Go Ask Mom

Go Ask Mom

U.S. kids need to drink more water, study finds

Posted June 15, 2015

As temperatures rocket toward the triple digits, a new study finds that U.S. kids aren't drinking enough water.

The study from the Harvard T.H. Chan School of Public Health found that more than half of all children and adolescents in the United States aren't getting enough hydration - likely because they aren't drinking enough water, according to a press release. That could lead to repercussions for their physical health and cognitive and emotional functioning, the release says. The study was published in the American Journal of Public Health this month.

Boys were 76 percent more likely than girls, and non-Hispanic blacks were 34 percent more likely than non-Hispanic whites, to be inadequately hydrated, the release says.
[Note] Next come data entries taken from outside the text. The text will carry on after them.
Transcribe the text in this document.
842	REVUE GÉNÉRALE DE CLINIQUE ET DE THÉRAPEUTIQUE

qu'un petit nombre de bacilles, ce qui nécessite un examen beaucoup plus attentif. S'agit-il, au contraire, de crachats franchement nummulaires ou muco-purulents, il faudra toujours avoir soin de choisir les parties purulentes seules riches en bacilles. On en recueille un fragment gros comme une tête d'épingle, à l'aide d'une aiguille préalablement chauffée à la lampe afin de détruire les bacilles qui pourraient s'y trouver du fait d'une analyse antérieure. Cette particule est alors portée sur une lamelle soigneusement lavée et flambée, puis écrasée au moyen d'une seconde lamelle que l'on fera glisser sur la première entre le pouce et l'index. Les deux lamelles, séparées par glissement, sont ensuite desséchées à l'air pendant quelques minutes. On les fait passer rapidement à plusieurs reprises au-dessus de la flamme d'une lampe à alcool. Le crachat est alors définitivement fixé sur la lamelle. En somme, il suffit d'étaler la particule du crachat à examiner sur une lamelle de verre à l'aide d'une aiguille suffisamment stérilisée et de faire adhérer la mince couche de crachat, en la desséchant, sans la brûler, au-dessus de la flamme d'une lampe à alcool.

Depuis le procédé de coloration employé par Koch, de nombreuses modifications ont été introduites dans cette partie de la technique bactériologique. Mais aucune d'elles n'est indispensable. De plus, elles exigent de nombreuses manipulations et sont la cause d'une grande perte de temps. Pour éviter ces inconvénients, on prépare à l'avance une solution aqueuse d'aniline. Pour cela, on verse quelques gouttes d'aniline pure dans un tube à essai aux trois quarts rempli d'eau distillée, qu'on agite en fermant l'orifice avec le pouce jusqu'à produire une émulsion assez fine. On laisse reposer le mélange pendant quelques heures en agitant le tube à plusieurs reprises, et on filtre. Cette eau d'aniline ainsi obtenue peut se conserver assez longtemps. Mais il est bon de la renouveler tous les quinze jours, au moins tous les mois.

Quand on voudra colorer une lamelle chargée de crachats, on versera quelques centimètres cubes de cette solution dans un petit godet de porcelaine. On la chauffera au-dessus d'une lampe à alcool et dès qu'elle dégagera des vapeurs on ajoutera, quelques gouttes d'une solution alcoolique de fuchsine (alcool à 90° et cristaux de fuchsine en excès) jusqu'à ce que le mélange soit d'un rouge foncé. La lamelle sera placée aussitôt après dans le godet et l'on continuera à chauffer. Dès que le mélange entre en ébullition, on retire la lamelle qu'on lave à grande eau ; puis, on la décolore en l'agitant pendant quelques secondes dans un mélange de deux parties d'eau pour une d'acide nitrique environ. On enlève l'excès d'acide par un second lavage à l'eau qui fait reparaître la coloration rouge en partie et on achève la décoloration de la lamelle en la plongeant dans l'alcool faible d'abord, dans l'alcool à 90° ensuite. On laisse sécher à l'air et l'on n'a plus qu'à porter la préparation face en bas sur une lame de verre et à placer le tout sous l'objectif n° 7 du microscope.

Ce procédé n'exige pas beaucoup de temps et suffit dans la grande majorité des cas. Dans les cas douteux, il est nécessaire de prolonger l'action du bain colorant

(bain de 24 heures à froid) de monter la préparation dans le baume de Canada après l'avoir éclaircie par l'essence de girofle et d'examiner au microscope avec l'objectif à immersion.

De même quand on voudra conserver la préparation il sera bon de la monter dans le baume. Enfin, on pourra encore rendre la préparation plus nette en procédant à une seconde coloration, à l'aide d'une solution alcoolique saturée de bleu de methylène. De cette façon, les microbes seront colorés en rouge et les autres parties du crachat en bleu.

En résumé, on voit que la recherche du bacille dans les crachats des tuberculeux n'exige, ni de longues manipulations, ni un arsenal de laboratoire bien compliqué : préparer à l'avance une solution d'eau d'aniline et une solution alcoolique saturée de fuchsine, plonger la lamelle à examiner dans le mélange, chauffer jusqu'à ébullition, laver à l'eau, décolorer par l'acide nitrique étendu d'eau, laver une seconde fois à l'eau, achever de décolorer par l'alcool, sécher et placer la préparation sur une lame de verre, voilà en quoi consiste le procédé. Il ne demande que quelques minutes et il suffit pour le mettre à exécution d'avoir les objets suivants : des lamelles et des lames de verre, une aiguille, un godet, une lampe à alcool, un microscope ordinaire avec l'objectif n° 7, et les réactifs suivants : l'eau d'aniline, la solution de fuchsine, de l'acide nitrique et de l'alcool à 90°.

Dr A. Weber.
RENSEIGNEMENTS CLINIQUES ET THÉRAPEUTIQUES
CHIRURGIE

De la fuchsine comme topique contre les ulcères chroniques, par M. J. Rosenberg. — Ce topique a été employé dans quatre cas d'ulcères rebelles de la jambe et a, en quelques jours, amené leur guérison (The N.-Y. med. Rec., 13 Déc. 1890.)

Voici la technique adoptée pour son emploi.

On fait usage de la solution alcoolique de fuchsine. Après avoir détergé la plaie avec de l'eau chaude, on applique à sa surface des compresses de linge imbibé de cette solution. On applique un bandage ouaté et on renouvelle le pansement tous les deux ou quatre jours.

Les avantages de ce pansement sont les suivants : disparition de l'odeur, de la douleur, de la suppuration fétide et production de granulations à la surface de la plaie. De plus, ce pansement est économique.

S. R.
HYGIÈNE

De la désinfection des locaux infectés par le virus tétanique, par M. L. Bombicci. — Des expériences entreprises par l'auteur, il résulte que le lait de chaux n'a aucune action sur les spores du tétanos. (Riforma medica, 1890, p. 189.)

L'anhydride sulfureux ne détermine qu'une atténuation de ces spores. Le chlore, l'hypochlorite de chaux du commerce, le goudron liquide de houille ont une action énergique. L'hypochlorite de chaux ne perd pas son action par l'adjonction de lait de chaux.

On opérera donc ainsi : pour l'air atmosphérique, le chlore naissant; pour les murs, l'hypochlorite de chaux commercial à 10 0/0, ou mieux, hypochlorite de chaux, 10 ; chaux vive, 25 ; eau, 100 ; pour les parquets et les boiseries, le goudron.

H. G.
“These findings are significant because they highlight a potential health issue that has not been given a whole lot of attention in the past,” said lead author Erica Kenney, a postdoctoral research fellow in the Department of Social and Behavioral Sciences at Harvard Chan School, in the release. “Even though for most of these kids this is not an immediate, dramatic health threat, this is an issue that could really be reducing quality of life and well-being for many, many children and youth.”

The researchers looked at data from more than 4,000 kids ages 6 to 19 who were part of the National Health and Nutrition Examination Survey, which is conducted by the Centers for Disease Control and Prevention. The survey included a look at how concentrated a person's urine is, a telltale sign of whether or not they are dehydrated. About a quarter of kids reported drinking no plain water.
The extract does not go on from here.